Il sentimento che pare albergare dietro a questo video potrebbe sembrarci molto familiare: un altro giovane senza rispetto per la legge, dietro il manubrio di un pericoloso bolide, guidato senza alcun riguardo per la sicurezza propria ed altrui. Costui si piega in mezzo al traffico, schiva le automobili sterzando il minimo richiesto, attraversa incroci come fossero uno svincolo dell’autostrada. Non c’è cautela e all’apparenza, neanche istinto di conservazione personale. Tutto questo, finché non si nota la nazione presso cui è girata l’inquietante scena: l’estremità di una penisola, non molto più grande dell’Italia, che fu martoriata dalla guerra, affetta da un crisi senza precedenti e poi, a partire dalla metà degli anni ’80, ricreata grazie all’apertura dell’economia privata, con l’adozione della politica nazionale del Doi Moi. Grandi motori, sospensioni rigide, pneumatici da gara: che ne ha bisogno?

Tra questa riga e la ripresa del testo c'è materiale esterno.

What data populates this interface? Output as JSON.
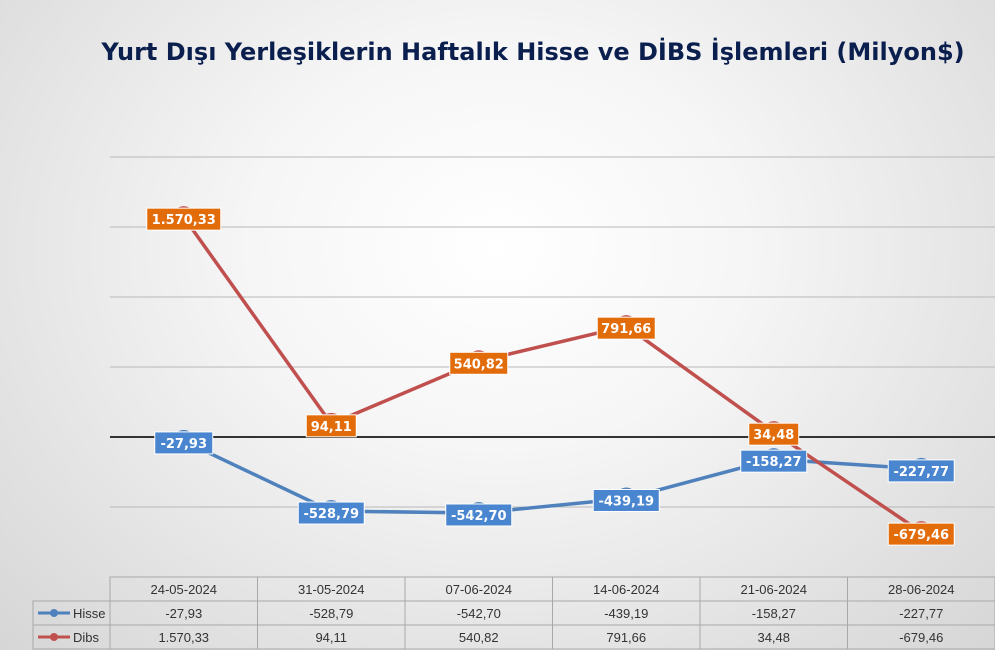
{
  "chart_data": {
    "type": "line",
    "title": "Yurt Dışı Yerleşiklerin Haftalık Hisse ve DİBS İşlemleri (Milyon$)",
    "categories": [
      "24-05-2024",
      "31-05-2024",
      "07-06-2024",
      "14-06-2024",
      "21-06-2024",
      "28-06-2024"
    ],
    "series": [
      {
        "name": "Hisse",
        "values": [
          -27.93,
          -528.79,
          -542.7,
          -439.19,
          -158.27,
          -227.77
        ],
        "labels": [
          "-27,93",
          "-528,79",
          "-542,70",
          "-439,19",
          "-158,27",
          "-227,77"
        ],
        "color": "#4f81bd",
        "label_bg": "#4a86cf"
      },
      {
        "name": "Dibs",
        "values": [
          1570.33,
          94.11,
          540.82,
          791.66,
          34.48,
          -679.46
        ],
        "labels": [
          "1.570,33",
          "94,11",
          "540,82",
          "791,66",
          "34,48",
          "-679,46"
        ],
        "color": "#c0504d",
        "label_bg": "#e36c0a"
      }
    ],
    "ylim": [
      -1000,
      2000
    ],
    "grid": true,
    "legend": "data-table"
  }
}
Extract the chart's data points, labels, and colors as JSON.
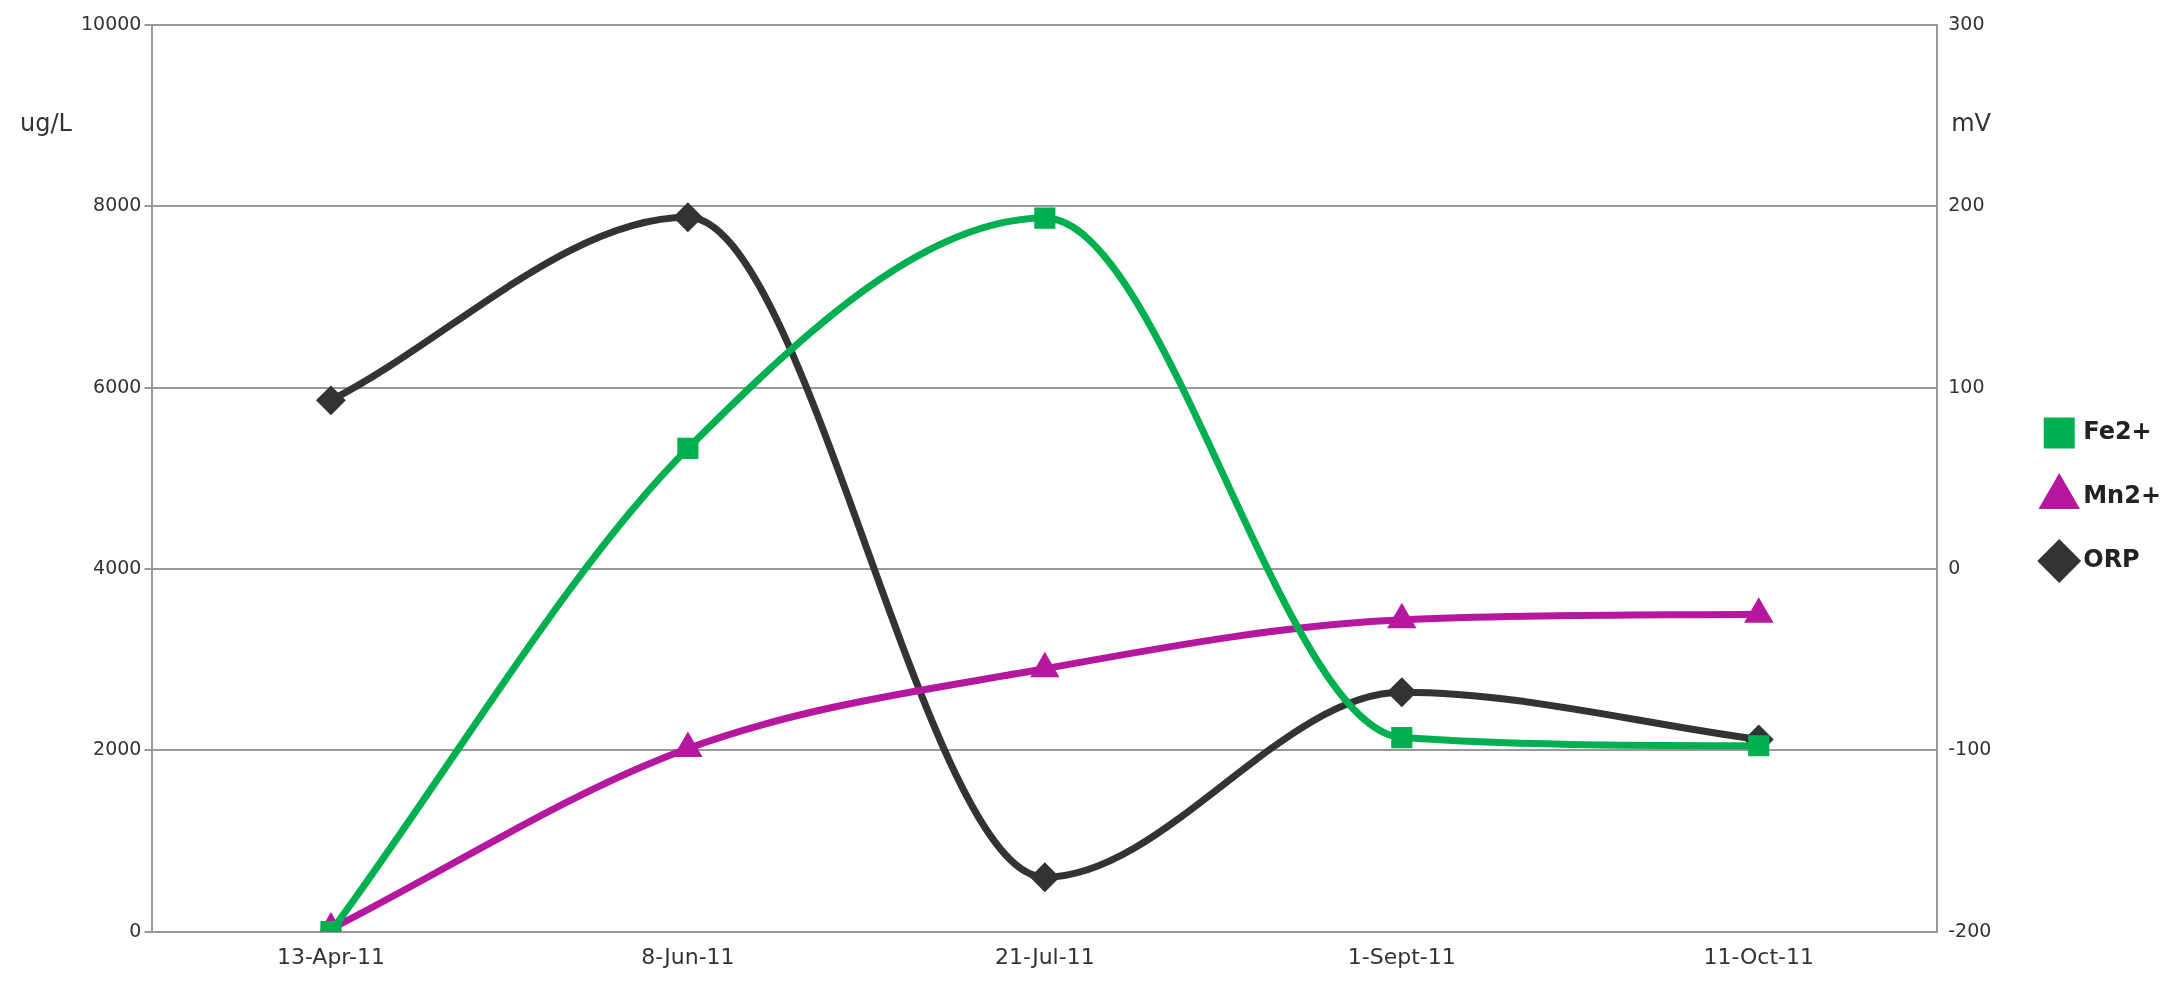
{
  "chart_data": {
    "type": "line",
    "categories": [
      "13-Apr-11",
      "8-Jun-11",
      "21-Jul-11",
      "1-Sept-11",
      "11-Oct-11"
    ],
    "series": [
      {
        "name": "Fe2+",
        "color": "#00b050",
        "marker": "square",
        "values": [
          0,
          5330,
          7870,
          2140,
          2050
        ]
      },
      {
        "name": "Mn2+",
        "color": "#b5179e",
        "marker": "triangle",
        "values": [
          30,
          2020,
          2900,
          3440,
          3500
        ]
      },
      {
        "name": "ORP",
        "color": "#333333",
        "marker": "diamond",
        "axis": "y2",
        "values": [
          93,
          194,
          -170,
          -68,
          -94
        ]
      }
    ],
    "ylabel": "ug/L",
    "y2label": "mV",
    "ylim": [
      0,
      10000
    ],
    "yticks": [
      0,
      2000,
      4000,
      6000,
      8000,
      10000
    ],
    "y2lim": [
      -200,
      300
    ],
    "y2ticks": [
      -200,
      -100,
      0,
      100,
      200,
      300
    ],
    "grid": "y",
    "legend": "right",
    "line_style": "solid"
  }
}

Per il Vietnam, c’è un solo simbolo che può trascendere tali aspetti propri del materialismo diseducativo: due ruote ed un sellino, l’umile e fidato motorino. Siamo ad Hanoi. Città affollata (7 milioni di abitanti) tentacolare e dalle molte ombre, in cui i semafori sono sostanzialmente un optional, per lo meno nella maggior parte dei sentieri. Intendiamoci: non è che presso le maggiori strade di scorrimento, manchino le basilari luci usate per chiarire la precedenza. Ma se anche l’amministrazione cittadina dovesse estendere il servizio altrove, sarebbero ben pochi a rispettarlo. Purtroppo, aggiungerei. Lo sapevate che in quel paese muoiono per gli incidenti in media 30 persone al giorno? Per un totale annuale che supera quello delle vittime dovute alle pandemie. È come la savana. Dove non ci sono regole, sopravvive il più svelto, il più scaltro, quello dotato dei riflessi migliori. Difficilmente, il più cauto e attento a rispettare alcuna regola di contesto.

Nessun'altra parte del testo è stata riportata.